The arrangements, of course, have certain challenges. In such a dynamic environment with so much going on, they have to "focus the analytics platform into helping us be successful," Shoemaker said. "Data is data and you have to actually do something with it. It's on us to figure that out, to some degree."

"We're still in a fee-for-service world. But at the end of the day, you've got to have your costs contained and have good quality outcomes."

Jonathan Shoemaker, Allina Health

Nearly a third of the way into the decade-long deal, there's a free exchange of ideas. "If we want to make changes to the partnership, it's simply a conversation,” he added. “We can fine-tune it and make some adjustments."

Right now, Allina is engaged in a series of initiatives to optimize the use of its data, said Shoemaker.

"One of the things we have to continually be focused on is waste reduction – but layered with an understanding of what does that mean related to quality and patient experience and safety," he said. "So we're taking a broader system-based approach, and fundamentally it's going to be based on data and opportunity."

Population health management is another one. "We're still in a fee-for-service world," said Shoemaker. "But at the end of the day, you've got to have your costs contained and have good quality outcomes. As we fire up our capabilities around care management in particular, there's a lot of pop health concepts there.” 

That is true of Allina’s partnership with Aetna.
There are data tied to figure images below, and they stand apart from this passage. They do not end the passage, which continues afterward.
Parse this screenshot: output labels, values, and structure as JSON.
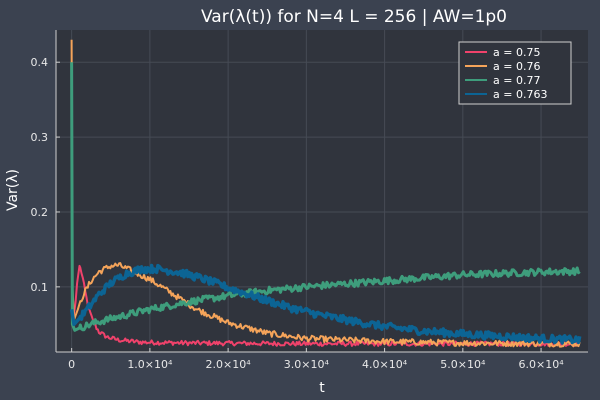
{
  "chart_data": {
    "type": "line",
    "title": "Var(λ(t)) for N=4 L = 256 | AW=1p0",
    "xlabel": "t",
    "ylabel": "Var(λ)",
    "xlim": [
      -2000,
      66000
    ],
    "ylim": [
      0.013,
      0.443
    ],
    "x_ticks": [
      {
        "value": 0,
        "label": "0"
      },
      {
        "value": 10000,
        "label": "1.0×10⁴"
      },
      {
        "value": 20000,
        "label": "2.0×10⁴"
      },
      {
        "value": 30000,
        "label": "3.0×10⁴"
      },
      {
        "value": 40000,
        "label": "4.0×10⁴"
      },
      {
        "value": 50000,
        "label": "5.0×10⁴"
      },
      {
        "value": 60000,
        "label": "6.0×10⁴"
      }
    ],
    "y_ticks": [
      {
        "value": 0.1,
        "label": "0.1"
      },
      {
        "value": 0.2,
        "label": "0.2"
      },
      {
        "value": 0.3,
        "label": "0.3"
      },
      {
        "value": 0.4,
        "label": "0.4"
      }
    ],
    "grid": true,
    "legend_position": "top-right",
    "series": [
      {
        "name": "a = 0.75",
        "color": "#f0426b",
        "noise": 0.003,
        "width": 2,
        "points": [
          [
            0,
            0.37
          ],
          [
            100,
            0.09
          ],
          [
            250,
            0.06
          ],
          [
            500,
            0.08
          ],
          [
            700,
            0.105
          ],
          [
            1000,
            0.128
          ],
          [
            1300,
            0.118
          ],
          [
            1700,
            0.095
          ],
          [
            2200,
            0.07
          ],
          [
            2800,
            0.052
          ],
          [
            3500,
            0.04
          ],
          [
            4500,
            0.033
          ],
          [
            6000,
            0.029
          ],
          [
            9000,
            0.026
          ],
          [
            15000,
            0.025
          ],
          [
            30000,
            0.024
          ],
          [
            65000,
            0.024
          ]
        ]
      },
      {
        "name": "a = 0.76",
        "color": "#f5a45a",
        "noise": 0.004,
        "width": 2,
        "points": [
          [
            0,
            0.43
          ],
          [
            100,
            0.1
          ],
          [
            300,
            0.056
          ],
          [
            800,
            0.07
          ],
          [
            1500,
            0.09
          ],
          [
            2500,
            0.108
          ],
          [
            3500,
            0.12
          ],
          [
            5000,
            0.128
          ],
          [
            6000,
            0.129
          ],
          [
            8000,
            0.12
          ],
          [
            10000,
            0.11
          ],
          [
            13000,
            0.09
          ],
          [
            16000,
            0.07
          ],
          [
            20000,
            0.052
          ],
          [
            25000,
            0.038
          ],
          [
            30000,
            0.031
          ],
          [
            40000,
            0.027
          ],
          [
            50000,
            0.025
          ],
          [
            65000,
            0.024
          ]
        ]
      },
      {
        "name": "a = 0.77",
        "color": "#3e9d7c",
        "noise": 0.0045,
        "width": 3,
        "points": [
          [
            0,
            0.4
          ],
          [
            100,
            0.05
          ],
          [
            400,
            0.042
          ],
          [
            1000,
            0.045
          ],
          [
            3000,
            0.052
          ],
          [
            6000,
            0.06
          ],
          [
            10000,
            0.07
          ],
          [
            15000,
            0.08
          ],
          [
            20000,
            0.088
          ],
          [
            25000,
            0.095
          ],
          [
            30000,
            0.1
          ],
          [
            35000,
            0.104
          ],
          [
            40000,
            0.108
          ],
          [
            45000,
            0.112
          ],
          [
            50000,
            0.116
          ],
          [
            55000,
            0.118
          ],
          [
            60000,
            0.12
          ],
          [
            65000,
            0.121
          ]
        ]
      },
      {
        "name": "a = 0.763",
        "color": "#0c6494",
        "noise": 0.005,
        "width": 3.5,
        "points": [
          [
            0,
            0.07
          ],
          [
            300,
            0.05
          ],
          [
            1000,
            0.058
          ],
          [
            2000,
            0.07
          ],
          [
            3500,
            0.09
          ],
          [
            5000,
            0.105
          ],
          [
            7000,
            0.118
          ],
          [
            9000,
            0.124
          ],
          [
            11000,
            0.124
          ],
          [
            14000,
            0.119
          ],
          [
            17000,
            0.11
          ],
          [
            20000,
            0.099
          ],
          [
            24000,
            0.085
          ],
          [
            28000,
            0.072
          ],
          [
            32000,
            0.062
          ],
          [
            36000,
            0.054
          ],
          [
            40000,
            0.047
          ],
          [
            45000,
            0.041
          ],
          [
            50000,
            0.037
          ],
          [
            55000,
            0.034
          ],
          [
            60000,
            0.031
          ],
          [
            65000,
            0.029
          ]
        ]
      }
    ]
  }
}
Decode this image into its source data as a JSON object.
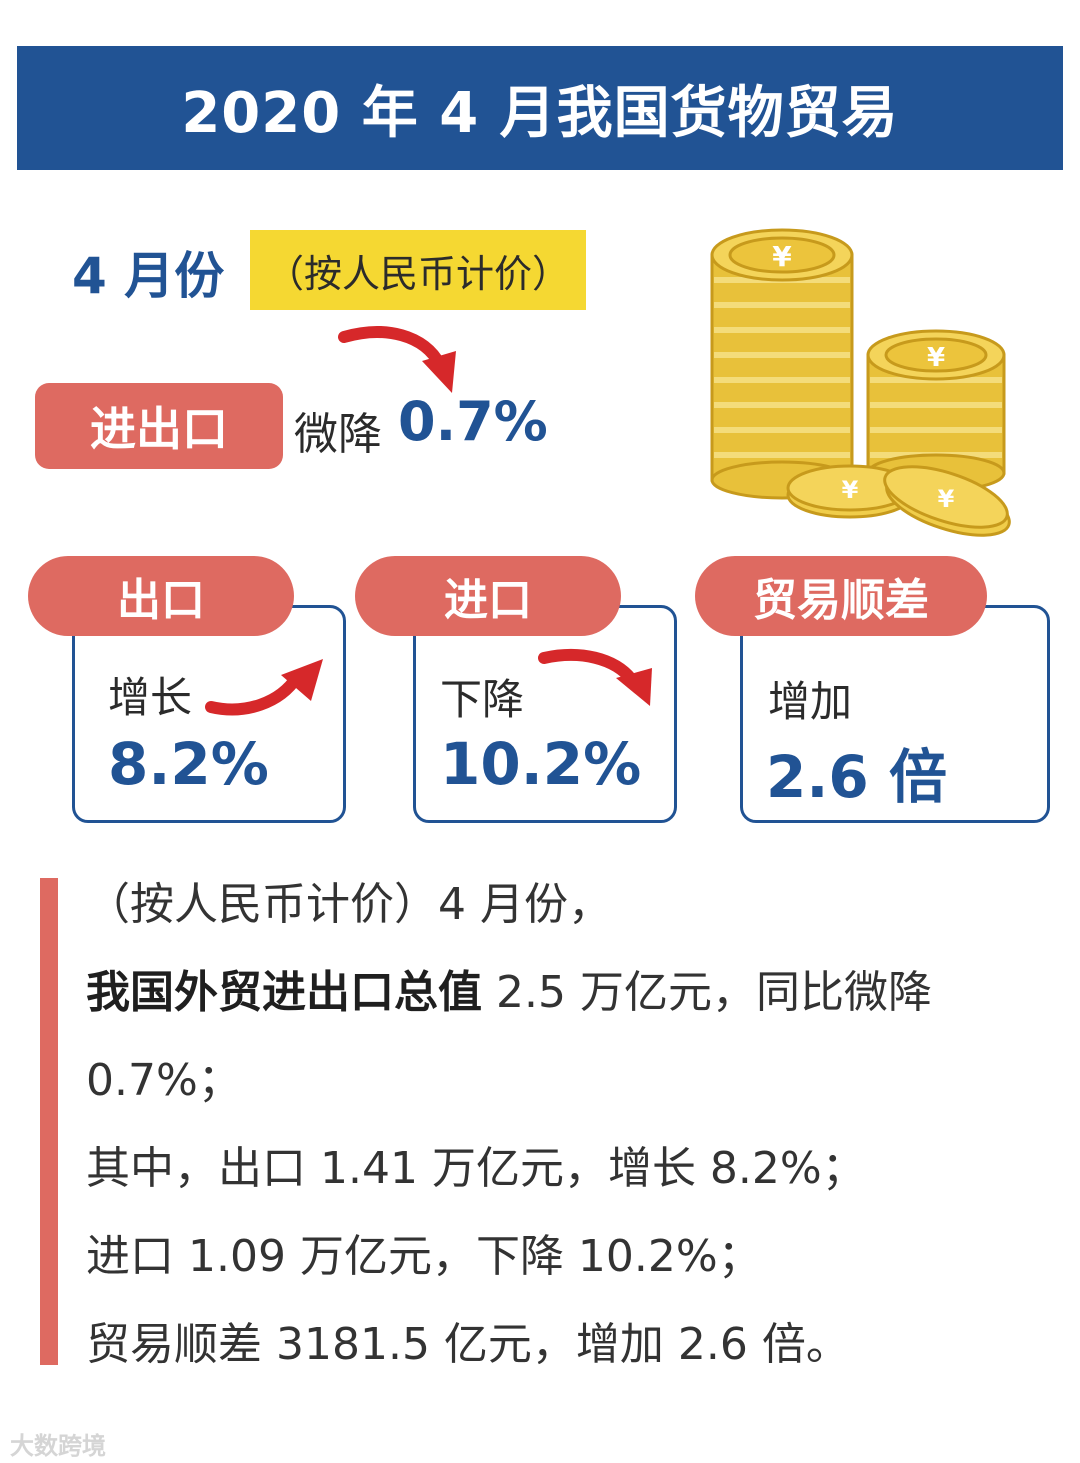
{
  "banner": {
    "title": "2020 年 4 月我国货物贸易"
  },
  "period": {
    "month": "4 月份",
    "pricing_note": "（按人民币计价）"
  },
  "total": {
    "label": "进出口",
    "verb": "微降",
    "value": "0.7%"
  },
  "cards": [
    {
      "label": "出口",
      "verb": "增长",
      "value": "8.2%"
    },
    {
      "label": "进口",
      "verb": "下降",
      "value": "10.2%"
    },
    {
      "label": "贸易顺差",
      "verb": "增加",
      "value": "2.6 倍"
    }
  ],
  "summary": {
    "line1": "（按人民币计价）4 月份，",
    "line2_bold": "我国外贸进出口总值",
    "line2_rest": " 2.5 万亿元，同比微降",
    "line3": "0.7%；",
    "line4": "其中，出口 1.41 万亿元，增长 8.2%；",
    "line5": "进口 1.09 万亿元，下降 10.2%；",
    "line6": "贸易顺差 3181.5 亿元，增加 2.6 倍。"
  },
  "watermark": {
    "text": "大数跨境"
  },
  "colors": {
    "navy": "#215394",
    "coral": "#de6a61",
    "yellow": "#f5d832",
    "gold": "#e8c13a",
    "arrow_red": "#d6282a"
  },
  "icons": [
    "coin-stack-icon",
    "arrow-down-icon",
    "arrow-up-icon"
  ]
}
In January of 2017, the organizations created and jointly own the Allina Health and Aetna Insurance Company, a health plan created to offer products and services to both employers and consumers. Allina and Aetna said they would begin offering such product in 2018. 

"We have a partnership with Aetna, and as we bring new products into the market our ability to manage certain populations in that joint venture will be really important,” Shoemaker said. “We'll use analytics in that space.” 
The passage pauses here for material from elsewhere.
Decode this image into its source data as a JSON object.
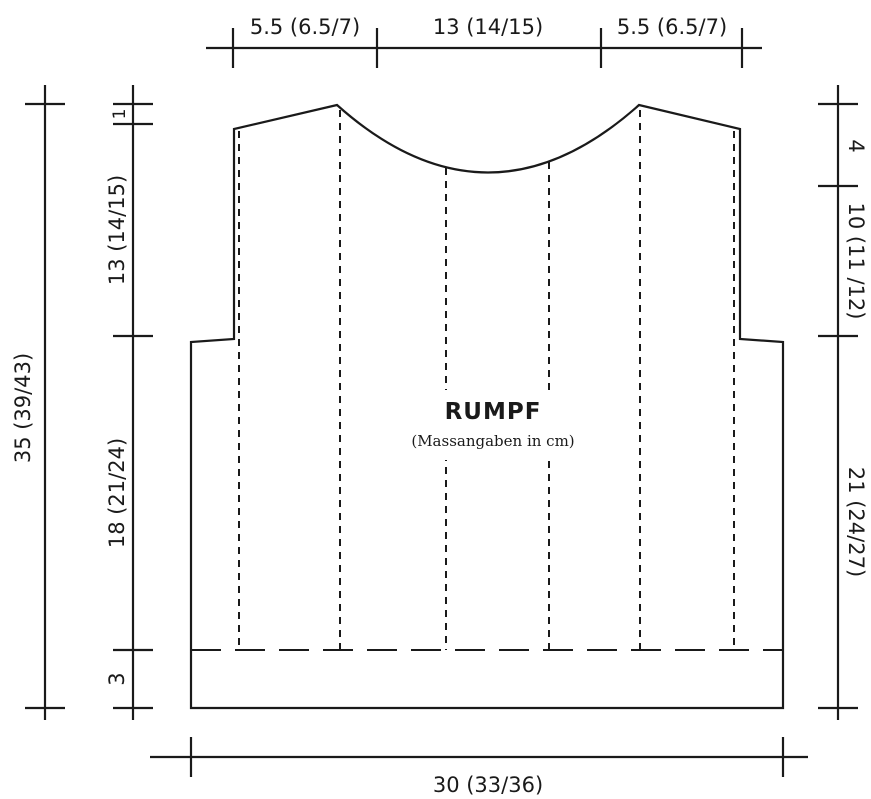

Another top priority is clinical optimization: "How do we give time back to the providers, how do we make the data that's inside the record more meaningful," he said. "There's no magic bullet – there's lots and lots of things you've got to do all the time."

It's probably not coincidental that the data and analytics projects Allina is pursuing with Health Catalyst come as some of the most energy-intensive years of meaningful use are now in the rear-view mirror. For the first time in a while, Shoemaker said, healthcare stakeholders have been freed up to innovate and explore.
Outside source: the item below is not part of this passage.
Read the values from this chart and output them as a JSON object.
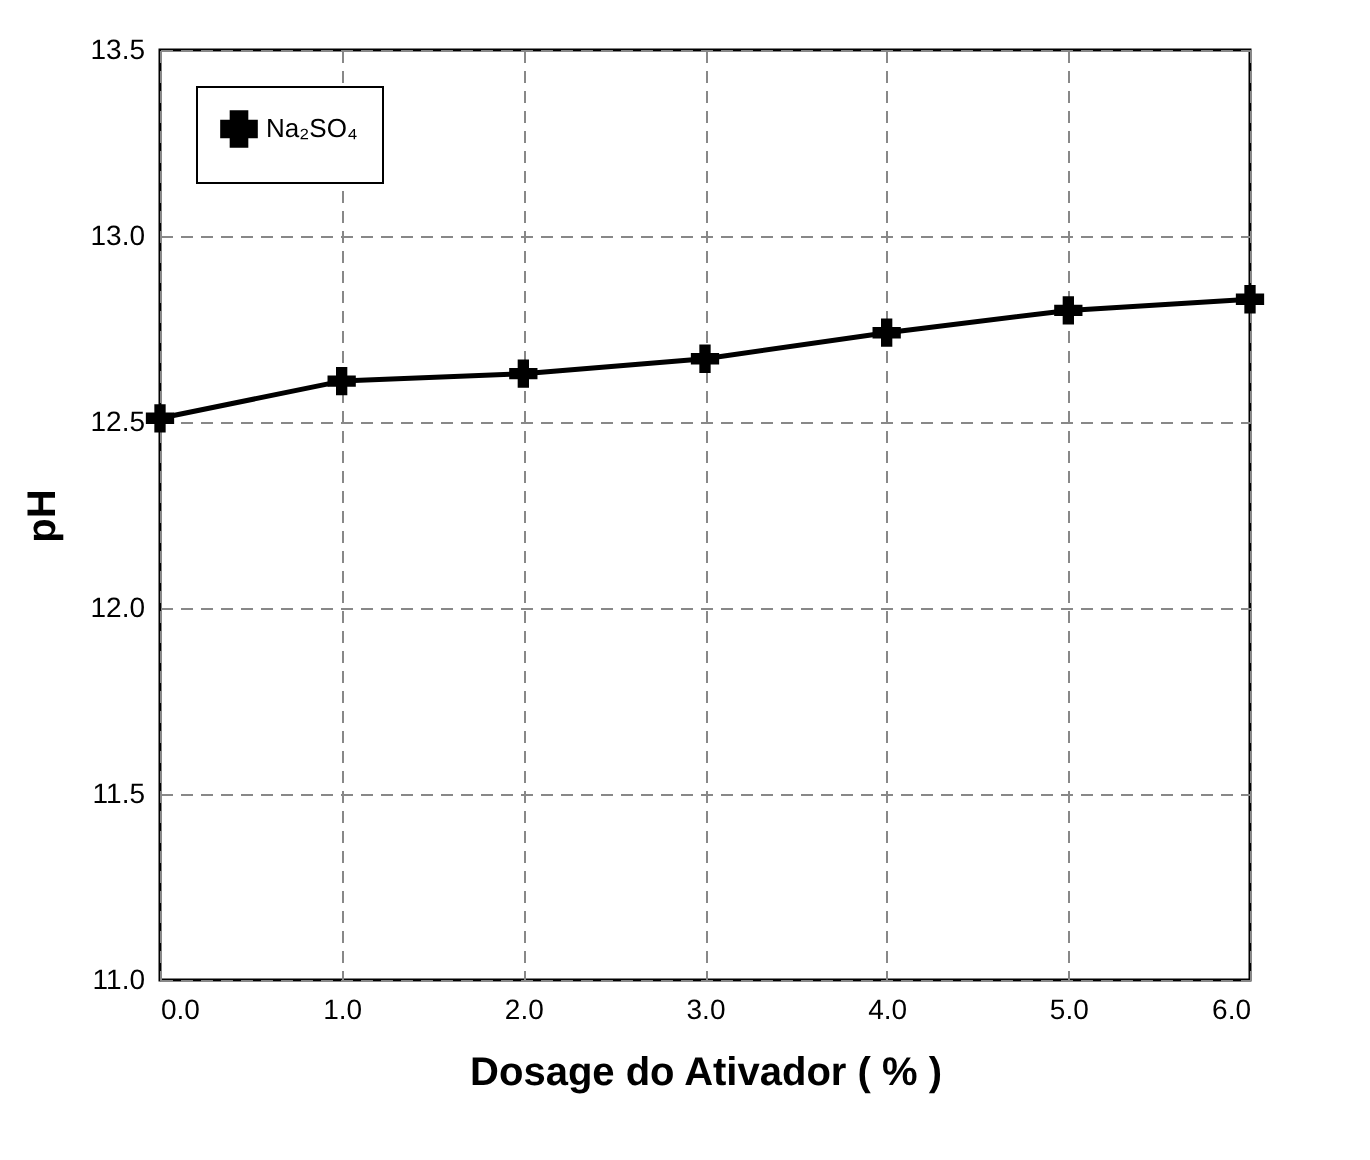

"It has eased a little bit," he said. "I think it was so much tremendous pressure that it was all-consuming – not just for care delivery groups but for vendors. Vendors are in this catch-up space where they really want to get back to optimizing their products, and everyone else is hungry for it too."

For all the advances being made with analytics, Shoemaker said the industry is still in the stage of spending more time on data input than putting that information to work. 

"The long play, ultimately, is how do I use the data, that I have tons and tons of, to make really good clinical decision support, and then feed it back to the system,” Shoemaker said. “That's a long road for us and the vendors – and I'm hopeful that it's not going to be overrun by more bureaucracy."